In our country, 14 percent of the adult population does not read well enough to understand a newspaper story written at the eighth grade level (ProLiteracy). According to the National Endowment of the Arts (NEA), “reading scores for American adults of almost all education levels have deteriorated, notably among the best-educated groups. [There has been] a 20 percent rate of decline.”
This lowers the potential of even literate American citizens, whose decline in proficiency is likely due to a lack of practice.
“Potential” in this context is not limited to the workforce, but includes the tendency to involve oneself in the community, politics and culture—hell, life.
In 2007, the NEA published a research report entitled “To Read or Not to Read: Reading at Risk.” Data within the report showed that “by every measure captured by the Survey of Public Participation in the Arts, literary readers lead more robust lifestyles than non-readers.”
The surveys conducted revealed that individuals self-reported to be literate engaged significantly more in the arts, cultural excursions, exercise and voting.
This same report noted that volunteering rates rose with number of books read over the past year.
I attribute this to the way that different reading materials, particularly non-fiction, can expose readers to social issues that they didn’t know about before. The report stated that “because of this active empathy, [people] contribute in measurable ways to civic and social improvements.”
As I mentioned earlier, many of books that can absolutely rock your world are required readings for some classes. Naked Imperialism and other required readings for my seminar, for example, surprised me with so much information that they inspired me to study politics alongside science.
Countless books have expanded and changed minds to better fit reality, and this is a necessary step for the mass mobilization of our society towards the greater good.

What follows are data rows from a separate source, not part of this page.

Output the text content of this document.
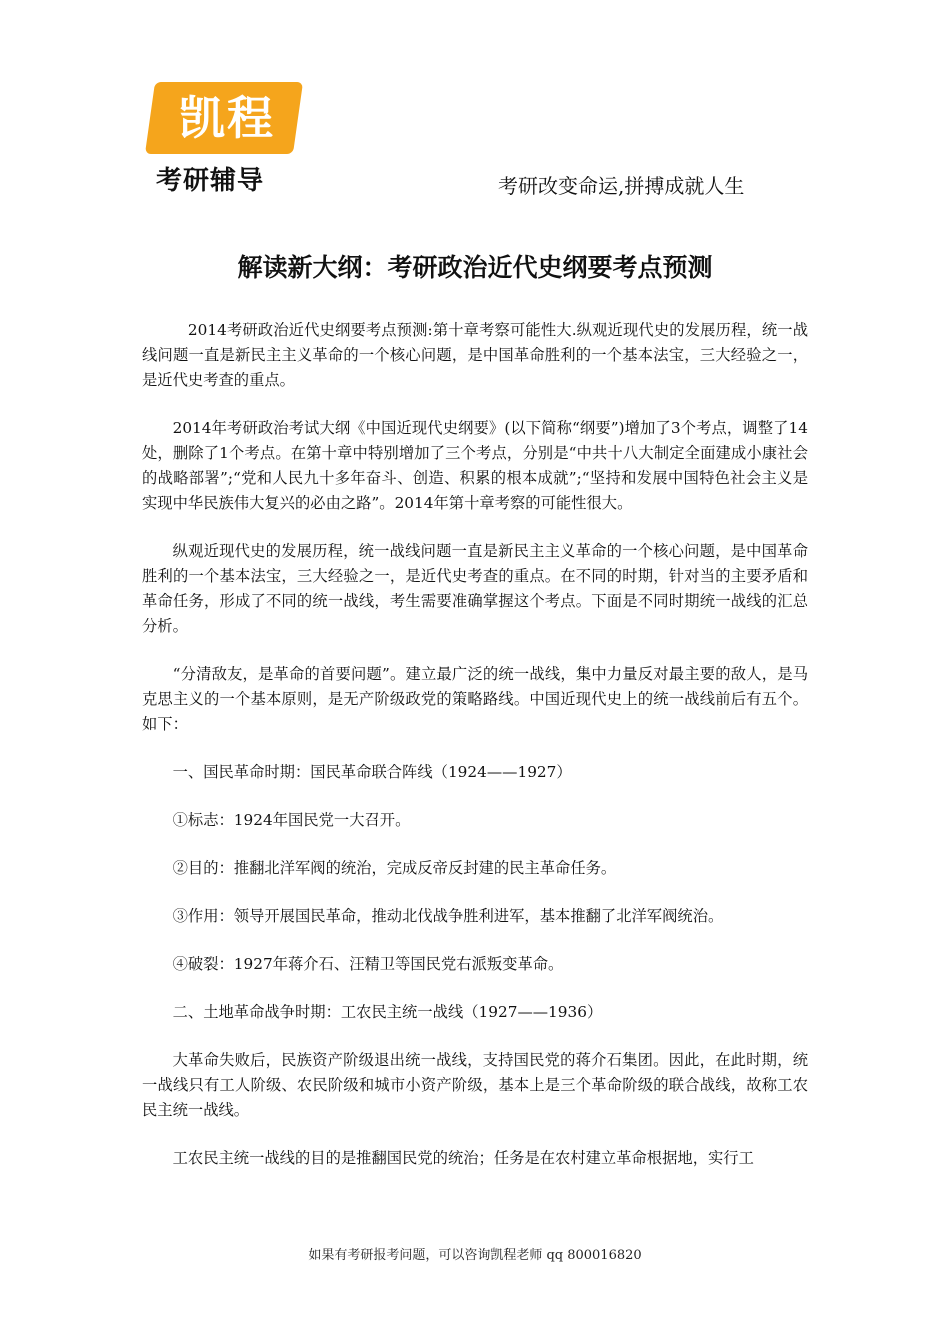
凯程
考研辅导	考研改变命运,拼搏成就人生
解读新大纲：考研政治近代史纲要考点预测

2014考研政治近代史纲要考点预测:第十章考察可能性大.纵观近现代史的发展历程，统一战线问题一直是新民主主义革命的一个核心问题，是中国革命胜利的一个基本法宝，三大经验之一，是近代史考查的重点。

2014年考研政治考试大纲《中国近现代史纲要》(以下简称“纲要”)增加了3个考点，调整了14处，删除了1个考点。在第十章中特别增加了三个考点，分别是“中共十八大制定全面建成小康社会的战略部署”;“党和人民九十多年奋斗、创造、积累的根本成就”;“坚持和发展中国特色社会主义是实现中华民族伟大复兴的必由之路”。2014年第十章考察的可能性很大。

纵观近现代史的发展历程，统一战线问题一直是新民主主义革命的一个核心问题，是中国革命胜利的一个基本法宝，三大经验之一，是近代史考查的重点。在不同的时期，针对当的主要矛盾和革命任务，形成了不同的统一战线，考生需要准确掌握这个考点。下面是不同时期统一战线的汇总分析。

“分清敌友，是革命的首要问题”。建立最广泛的统一战线，集中力量反对最主要的敌人，是马克思主义的一个基本原则，是无产阶级政党的策略路线。中国近现代史上的统一战线前后有五个。如下：

一、国民革命时期：国民革命联合阵线（1924——1927）

①标志：1924年国民党一大召开。

②目的：推翻北洋军阀的统治，完成反帝反封建的民主革命任务。

③作用：领导开展国民革命，推动北伐战争胜利进军，基本推翻了北洋军阀统治。

④破裂：1927年蒋介石、汪精卫等国民党右派叛变革命。

二、土地革命战争时期：工农民主统一战线（1927——1936）

大革命失败后，民族资产阶级退出统一战线，支持国民党的蒋介石集团。因此，在此时期，统一战线只有工人阶级、农民阶级和城市小资产阶级，基本上是三个革命阶级的联合战线，故称工农民主统一战线。

工农民主统一战线的目的是推翻国民党的统治；任务是在农村建立革命根据地，实行工

如果有考研报考问题，可以咨询凯程老师 qq 800016820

If people will not bother or try to read otherwise, we should pay them to do it. This incentive is already used by Google’s ReaderAdvantageTM, which pays people who read on Google Scholar and other Google i-gadgets in points they can redeem for “cool stuff.” It would definitely be attractive for the youth, such as high school and college students, as well as adults who’d like some cash on the side.
There should be no question that it is necessary for Americans in general to increase both their proficiency in literacy and their frequency of reading, and that a system that highly encourages this needs to be implemented as soon as possible. There is potential for great effects on society from the ground up—I’d pay to see that.